At the more trivial end, harassment is in the eye of the beholder.

eg if a man sits next to me on the bus and smiles and starts chatting a bit flirtily and he seems OK I'll think OK whatever and go along with it (although me being me I would resent having my attention commanded in this way and have to go along with it or be seen as "rude" or whatever) as long as he's not weird. If he did the exact same thing to my DD on the way home from school it's not OK. She has not yet learnt how to handle this stuff from men and would not know how to react. She wouldn't know how to gauge if this was a threat.

So it's not really as simple as - this is innocuous - this is harassment. The situation / who's on the receiving end matters too.

I know that I experience things as annoying and unwanted and actually just fuck off and leave me alone that some friends would be happy with. I have never understood why they enjoyed it. Sometimes they found it funny?

We're all different.

I would have ditched the few nice for the loads of awful in a flash.

MeAgainAgain · 19/03/2019 12:10

I mean I just never wanted mens eyes on me when I was out and about, I didn't want them approaching me, I didn't want randoms asking me out or any of that.

I hated it and wanted to be left alone.

They never left me alone.

Now it has stopped, I feel really really happy about it.

I'm not yet totally invisible to everyone though which sounds grim, but that's a different thing, as not to do with men and sexual attraction.

PBo83 · 19/03/2019 12:10

If you don't enjoy that, fine, but for me sexual harassment and flirtation are two very different things.

Completely agree. I also agree that, as previous posters have said, being noticed and admired is a natural response, how someone acts on that response (and where this oversteps the line from flirtation to harassment is subjective).

I think we all agree that any unsolicited and unwanted physical contact is unacceptable. However, whilst someone might find a smile from a stranger 'uncomfortable', many would appreciate it (or be completely indifferent about it) and it can't be considered the same.

Ultimately, if we start labelling all unsolicited interaction between the sexes as 'harassment' then we've set a rather depressing precedent.

MeAgainAgain · 19/03/2019 12:10

DungeonDragon yes I feel exactly the same as you.
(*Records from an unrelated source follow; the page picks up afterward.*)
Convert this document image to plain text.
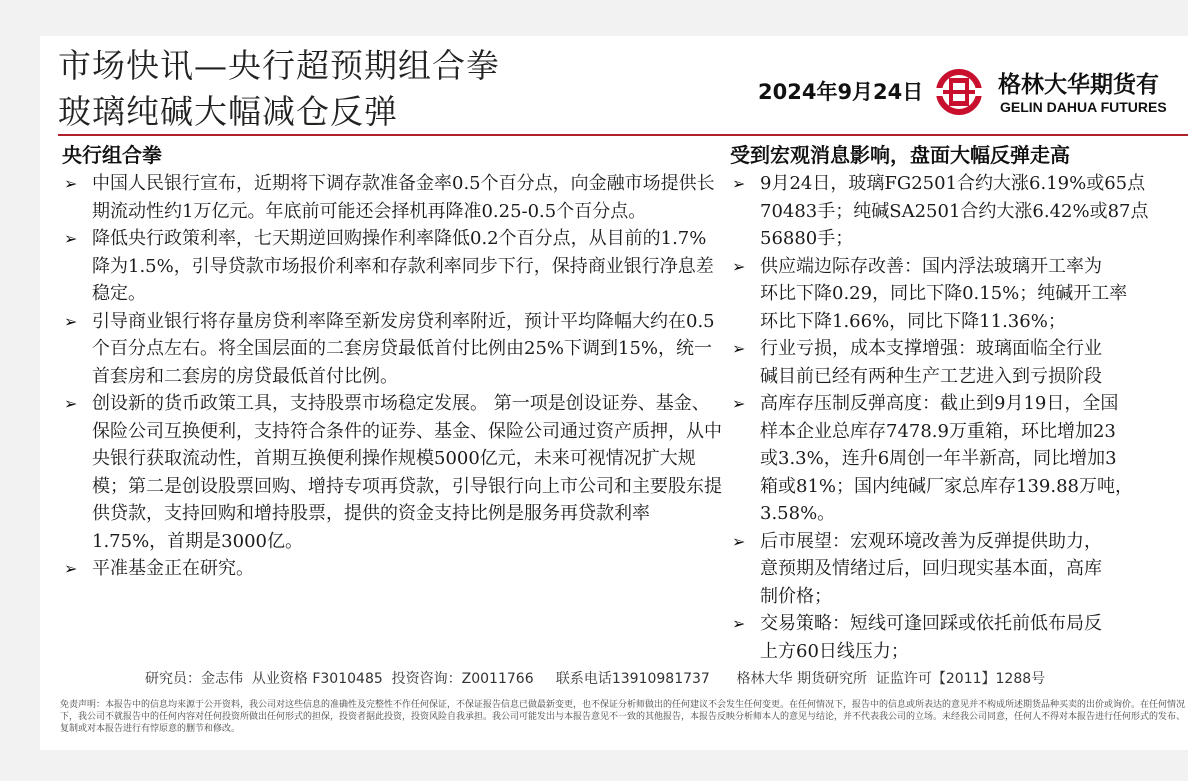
市场快讯—央行超预期组合拳
玻璃纯碱大幅减仓反弹	2024年9月24日	格林大华期货有
GELIN DAHUA FUTURES
央行组合拳
➢ 中国人民银行宣布，近期将下调存款准备金率0.5个百分点，向金融市场提供长期流动性约1万亿元。年底前可能还会择机再降准0.25-0.5个百分点。
➢ 降低央行政策利率，七天期逆回购操作利率降低0.2个百分点，从目前的1.7%降为1.5%，引导贷款市场报价利率和存款利率同步下行，保持商业银行净息差稳定。
➢ 引导商业银行将存量房贷利率降至新发房贷利率附近，预计平均降幅大约在0.5个百分点左右。将全国层面的二套房贷最低首付比例由25%下调到15%，统一首套房和二套房的房贷最低首付比例。
➢ 创设新的货币政策工具，支持股票市场稳定发展。 第一项是创设证券、基金、保险公司互换便利，支持符合条件的证券、基金、保险公司通过资产质押，从中央银行获取流动性，首期互换便利操作规模5000亿元，未来可视情况扩大规模；第二是创设股票回购、增持专项再贷款，引导银行向上市公司和主要股东提供贷款，支持回购和增持股票，提供的资金支持比例是服务再贷款利率1.75%，首期是3000亿。
➢ 平准基金正在研究。
受到宏观消息影响，盘面大幅反弹走高
➢ 9月24日，玻璃FG2501合约大涨6.19%或65点
70483手；纯碱SA2501合约大涨6.42%或87点
56880手；
➢ 供应端边际存改善：国内浮法玻璃开工率为
环比下降0.29，同比下降0.15%；纯碱开工率
环比下降1.66%，同比下降11.36%；
➢ 行业亏损，成本支撑增强：玻璃面临全行业
碱目前已经有两种生产工艺进入到亏损阶段
➢ 高库存压制反弹高度：截止到9月19日，全国
样本企业总库存7478.9万重箱，环比增加23
或3.3%，连升6周创一年半新高，同比增加3
箱或81%；国内纯碱厂家总库存139.88万吨，
3.58%。
➢ 后市展望：宏观环境改善为反弹提供助力，
意预期及情绪过后，回归现实基本面，高库
制价格；
➢ 交易策略：短线可逢回踩或依托前低布局反
上方60日线压力；
研究员：金志伟  从业资格 F3010485  投资咨询：Z0011766     联系电话13910981737      格林大华 期货研究所  证监许可【2011】1288号
免责声明：本报告中的信息均来源于公开资料，我公司对这些信息的准确性及完整性不作任何保证，不保证报告信息已做最新变更，也不保证分析师做出的任何建议不会发生任何变更。在任何情况下，报告中的信息或所表达的意见并不构成所述期货品种买卖的出价或询价。在任何情况下，我公司不就报告中的任何内容对任何投资所做出任何形式的担保，投资者据此投资，投资风险自我承担。我公司可能发出与本报告意见不一致的其他报告，本报告反映分析师本人的意见与结论，并不代表我公司的立场。未经我公司同意，任何人不得对本报告进行任何形式的发布、复制或对本报告进行有悖原意的删节和修改。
IcedPurple · 19/03/2019 12:12

Yes, I agree there can be a fine line between threatening and benign, and how you perceive it could also depend on your past experiences.

However, my main point is that harassing women on the street usually has very little to do with the woman's perceived sexual attractiveness - even women who are not even close to conventional ideas of attractiveness suffer from it - and that there is such a thing as genuine sexual attraction. Usually - I agree not always - it's possible to tell the difference.